I believe this is more of an optimization layer to be utilized by libraries like Tensorflow and JAX. More of a simplification of the interaction with traditional CUDA instructions.
I imagine these libraries and possibly some users would implement libraries on top of this language and reap some of the optimization benefit without having to maintain low-level CUDA specific code.
XLA is domain-specific compiler for linear algebra. Triton generates and compiles an intermediate representation for tiled computation. This IR allows more general functions and also claims higher performance.

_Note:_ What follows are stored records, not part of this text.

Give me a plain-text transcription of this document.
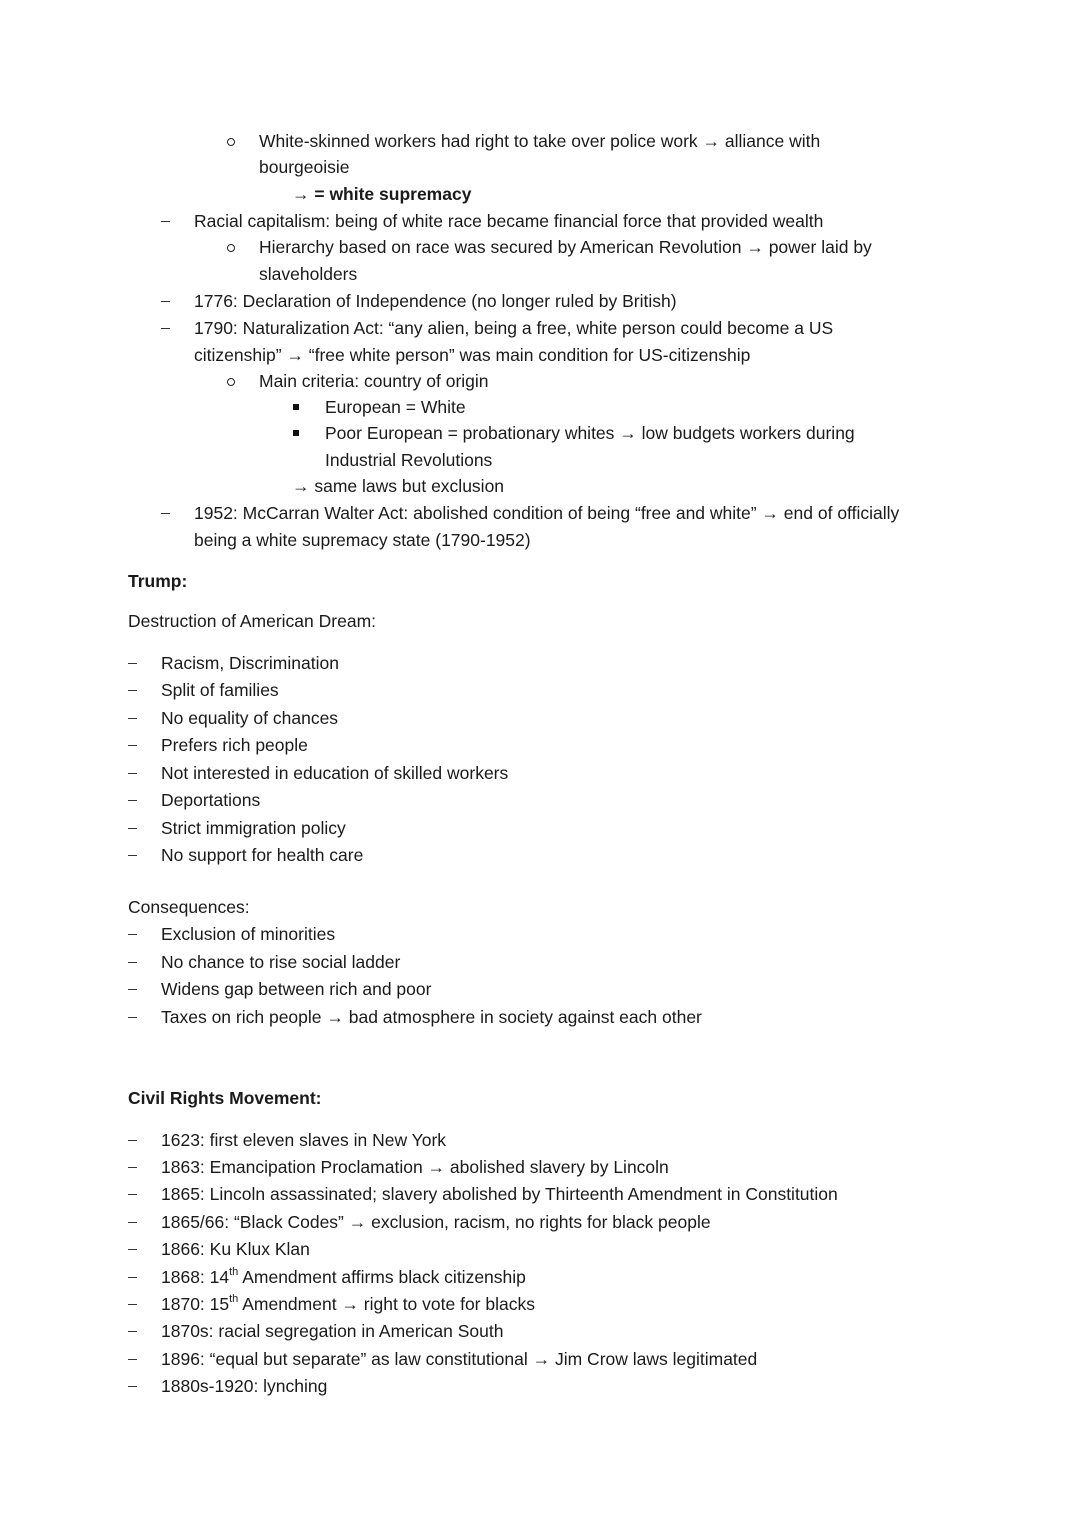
White-skinned workers had right to take over police work → alliance with
bourgeoisie
→ = white supremacy
Racial capitalism: being of white race became financial force that provided wealth
Hierarchy based on race was secured by American Revolution → power laid by
slaveholders
1776: Declaration of Independence (no longer ruled by British)
1790: Naturalization Act: “any alien, being a free, white person could become a US
citizenship” → “free white person” was main condition for US-citizenship
Main criteria: country of origin
European = White
Poor European = probationary whites → low budgets workers during
Industrial Revolutions
→ same laws but exclusion
1952: McCarran Walter Act: abolished condition of being “free and white” → end of officially
being a white supremacy state (1790-1952)
Trump:
Destruction of American Dream:
Racism, Discrimination
Split of families
No equality of chances
Prefers rich people
Not interested in education of skilled workers
Deportations
Strict immigration policy
No support for health care
Consequences:
Exclusion of minorities
No chance to rise social ladder
Widens gap between rich and poor
Taxes on rich people → bad atmosphere in society against each other
Civil Rights Movement:
1623: first eleven slaves in New York
1863: Emancipation Proclamation → abolished slavery by Lincoln
1865: Lincoln assassinated; slavery abolished by Thirteenth Amendment in Constitution
1865/66: “Black Codes” → exclusion, racism, no rights for black people
1866: Ku Klux Klan
1868: 14th Amendment affirms black citizenship
1870: 15th Amendment → right to vote for blacks
1870s: racial segregation in American South
1896: “equal but separate” as law constitutional → Jim Crow laws legitimated
1880s-1920: lynching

Without reading the paper, I think you have it a little backwards - the IR doesn't itself allow for more general functions. More general functions are possible (in theory) because the frontend (this Triton language) is decoupled from the backend (CUDA) through the IR as an interface. In this way the Triton IR is no less domain specific than XLA (because both are IRs that represent sequences of operators that run on GPU (or TPU or whatever). I guess in theory Triton could be eschewing all of eg cuDNN but most likely it's not as NVIDIA's closed source kernels perform best on their closed source hardware.
Edit: should've read the post before commenting. Looks like they are in fact using LLVM's PTX backend (ie generating cuda kernels from scratch). Kudos to them
I imagine these libraries and possibly some users would implement libraries on top of this language and reap some of the optimization benefit without having to maintain low-level CUDA specific code.